Second, we lacked an institutionally representative panel with which sanctions could be developed — with staff membership as well as faculty membership. The key is to get multiple perspectives on how fair and effective a proposed set of sanctions is understood to be. In this regard, I endorse the emerging practice in the UC system of using a “peer panel” to participate in sanction setting. The systemwide peer panel is to be used only for cases in which the violators are top administrators (the Senior Management Group). UC Berkeley is developing a similar panel whose jurisdiction would include administrators in all other leadership positions (e.g., department chairs, institute directors, etc.).
Third, it is important to keep in mind that fair and just treatment of men and women in the workplace or classroom is not the same thing as carefully following regulations and procedures. Fair and just treatment is a higher standard, and in adjudications — as in the larger campus culture — this higher standard has to be the goal. And here is where we have to do better — something that our campus, in recent statements, in recent actions and in recent investments has made an unconditional commitment to doing.
My larger message though is that sexual harassment and violence remain major problems in our society and institutions of higher education — and that even one incidence of these behaviors is one too many. “Zero incidence” has to be the standard to which we hold ourselves, and this goal will require more than just greater attention to sanctions. It will require attention to our entire campus culture around these issues, including related phenomena such as bullying, and other forms of subordination. And it will require reinforcing, developing and investing in our ecology of programs and supports that address these issues — prevention efforts, the quality and timeliness of investigations, support for survivors going through the experience and so on. Going forward, these efforts are likely to be the most important things we can do to achieve the gender-fair campus culture we aspire to.

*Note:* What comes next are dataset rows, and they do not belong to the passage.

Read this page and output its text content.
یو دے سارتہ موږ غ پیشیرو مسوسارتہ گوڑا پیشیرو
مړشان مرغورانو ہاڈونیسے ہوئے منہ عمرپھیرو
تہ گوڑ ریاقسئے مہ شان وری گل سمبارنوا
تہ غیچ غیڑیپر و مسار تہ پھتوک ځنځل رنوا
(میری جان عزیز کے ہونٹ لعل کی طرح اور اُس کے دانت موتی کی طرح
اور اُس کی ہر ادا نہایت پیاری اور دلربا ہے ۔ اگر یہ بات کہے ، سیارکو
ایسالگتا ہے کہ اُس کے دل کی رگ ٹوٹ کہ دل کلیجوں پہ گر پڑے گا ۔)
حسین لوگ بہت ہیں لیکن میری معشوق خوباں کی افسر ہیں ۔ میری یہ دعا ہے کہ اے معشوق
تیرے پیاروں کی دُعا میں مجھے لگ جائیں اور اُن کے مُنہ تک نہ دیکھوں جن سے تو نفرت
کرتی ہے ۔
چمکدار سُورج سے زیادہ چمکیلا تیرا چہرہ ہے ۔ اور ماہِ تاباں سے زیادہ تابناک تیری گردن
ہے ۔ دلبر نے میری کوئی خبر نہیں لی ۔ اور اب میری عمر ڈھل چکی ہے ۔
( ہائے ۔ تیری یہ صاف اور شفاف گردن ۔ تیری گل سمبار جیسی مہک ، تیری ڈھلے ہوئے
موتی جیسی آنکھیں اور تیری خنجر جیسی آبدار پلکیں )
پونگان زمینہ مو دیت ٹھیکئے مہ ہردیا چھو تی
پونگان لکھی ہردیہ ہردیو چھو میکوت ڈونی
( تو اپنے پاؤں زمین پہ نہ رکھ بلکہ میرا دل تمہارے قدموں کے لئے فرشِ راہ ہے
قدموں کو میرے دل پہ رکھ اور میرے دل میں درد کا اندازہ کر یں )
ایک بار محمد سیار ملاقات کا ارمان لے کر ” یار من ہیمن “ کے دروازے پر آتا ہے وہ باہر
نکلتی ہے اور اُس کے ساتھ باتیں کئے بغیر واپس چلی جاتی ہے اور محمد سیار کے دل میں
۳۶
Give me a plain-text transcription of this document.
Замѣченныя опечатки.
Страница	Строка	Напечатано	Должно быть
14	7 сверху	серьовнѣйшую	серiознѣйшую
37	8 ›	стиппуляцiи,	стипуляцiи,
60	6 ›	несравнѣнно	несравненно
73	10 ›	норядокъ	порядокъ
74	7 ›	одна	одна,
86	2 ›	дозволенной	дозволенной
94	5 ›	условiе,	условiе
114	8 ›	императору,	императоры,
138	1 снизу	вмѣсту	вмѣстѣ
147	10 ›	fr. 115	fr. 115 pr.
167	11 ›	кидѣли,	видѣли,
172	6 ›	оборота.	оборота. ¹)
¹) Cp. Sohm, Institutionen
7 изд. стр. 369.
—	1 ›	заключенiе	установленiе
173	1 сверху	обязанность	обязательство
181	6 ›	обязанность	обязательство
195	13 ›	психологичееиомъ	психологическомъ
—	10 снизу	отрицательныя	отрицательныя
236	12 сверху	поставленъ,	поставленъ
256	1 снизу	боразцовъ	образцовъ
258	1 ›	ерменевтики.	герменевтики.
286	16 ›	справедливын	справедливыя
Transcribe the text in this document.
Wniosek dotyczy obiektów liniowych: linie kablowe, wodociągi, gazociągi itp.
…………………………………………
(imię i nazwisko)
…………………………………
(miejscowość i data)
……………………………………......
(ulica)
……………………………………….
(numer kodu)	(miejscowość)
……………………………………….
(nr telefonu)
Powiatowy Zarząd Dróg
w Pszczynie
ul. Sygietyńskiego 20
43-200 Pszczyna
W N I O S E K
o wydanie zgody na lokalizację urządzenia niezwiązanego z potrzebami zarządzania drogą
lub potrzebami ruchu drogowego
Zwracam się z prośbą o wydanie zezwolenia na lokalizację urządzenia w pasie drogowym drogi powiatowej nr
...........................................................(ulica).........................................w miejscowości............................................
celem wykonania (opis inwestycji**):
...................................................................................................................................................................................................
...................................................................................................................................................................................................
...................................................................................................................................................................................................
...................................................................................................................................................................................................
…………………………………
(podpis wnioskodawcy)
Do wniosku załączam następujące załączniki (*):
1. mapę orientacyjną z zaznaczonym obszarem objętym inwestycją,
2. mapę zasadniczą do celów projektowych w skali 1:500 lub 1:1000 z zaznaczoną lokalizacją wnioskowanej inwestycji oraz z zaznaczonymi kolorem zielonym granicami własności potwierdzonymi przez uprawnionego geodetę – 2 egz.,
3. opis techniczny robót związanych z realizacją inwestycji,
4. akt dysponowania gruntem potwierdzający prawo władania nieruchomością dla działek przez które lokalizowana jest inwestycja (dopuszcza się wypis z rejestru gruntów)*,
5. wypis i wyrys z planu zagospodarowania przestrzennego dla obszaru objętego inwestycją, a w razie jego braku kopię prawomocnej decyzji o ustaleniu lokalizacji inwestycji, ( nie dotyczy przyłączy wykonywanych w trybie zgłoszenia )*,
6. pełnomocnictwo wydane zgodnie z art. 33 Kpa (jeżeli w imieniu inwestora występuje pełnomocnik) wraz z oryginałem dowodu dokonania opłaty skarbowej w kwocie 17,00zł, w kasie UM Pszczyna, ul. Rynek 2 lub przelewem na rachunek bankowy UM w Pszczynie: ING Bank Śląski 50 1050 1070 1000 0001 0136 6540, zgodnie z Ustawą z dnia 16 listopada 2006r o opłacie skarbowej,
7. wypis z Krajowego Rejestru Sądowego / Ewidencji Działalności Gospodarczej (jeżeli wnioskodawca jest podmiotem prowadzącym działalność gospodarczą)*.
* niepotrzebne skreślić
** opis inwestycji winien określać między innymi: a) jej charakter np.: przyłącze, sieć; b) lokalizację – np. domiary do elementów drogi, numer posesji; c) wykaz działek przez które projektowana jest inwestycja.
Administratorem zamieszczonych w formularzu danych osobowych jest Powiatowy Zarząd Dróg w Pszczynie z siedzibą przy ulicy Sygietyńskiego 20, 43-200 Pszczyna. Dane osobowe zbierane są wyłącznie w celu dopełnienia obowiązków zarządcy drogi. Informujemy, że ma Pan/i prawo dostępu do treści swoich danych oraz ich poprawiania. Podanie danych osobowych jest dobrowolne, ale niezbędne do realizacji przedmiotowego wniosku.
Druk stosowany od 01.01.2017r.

Yet, too many people have seen sexual harassment swept under the rug on their campuses with sanctions that don’t seem to meet a standard of justice or that don’t meet the needs of survivors. This is why the level and nature of sanctions matters. My own research shows how even small features of a school — when they signal that one might be devalued there based on an identity such as one’s race, gender or religion — can affect students’ learning and capacities in the school. A sanction for sexual harassment is such a feature (a far greater thing than many of the things our research has shown to have big effects). They signal how much a school values an entire group of people — women and men who experience this mistreatment. They communicate to the affected group whether or not they are valued, whether their careers are valued and whether they are equal members of the community deserving of equal treatment.
Thus, beyond the people involved in a particular case, the incidence of sexual harassment and the sanctions given can affect many women in a school setting and in profound ways — their learning and ability to thrive in the setting. As someone who has thought much about these issues, I thought it was important to step forward in relation to my own understandings. Justice and fairness are higher standards than following procedures. And it is justice and fairness that we must keep more in view.
Claude Steele is the former executive vice chancellor and provost at UC Berkeley.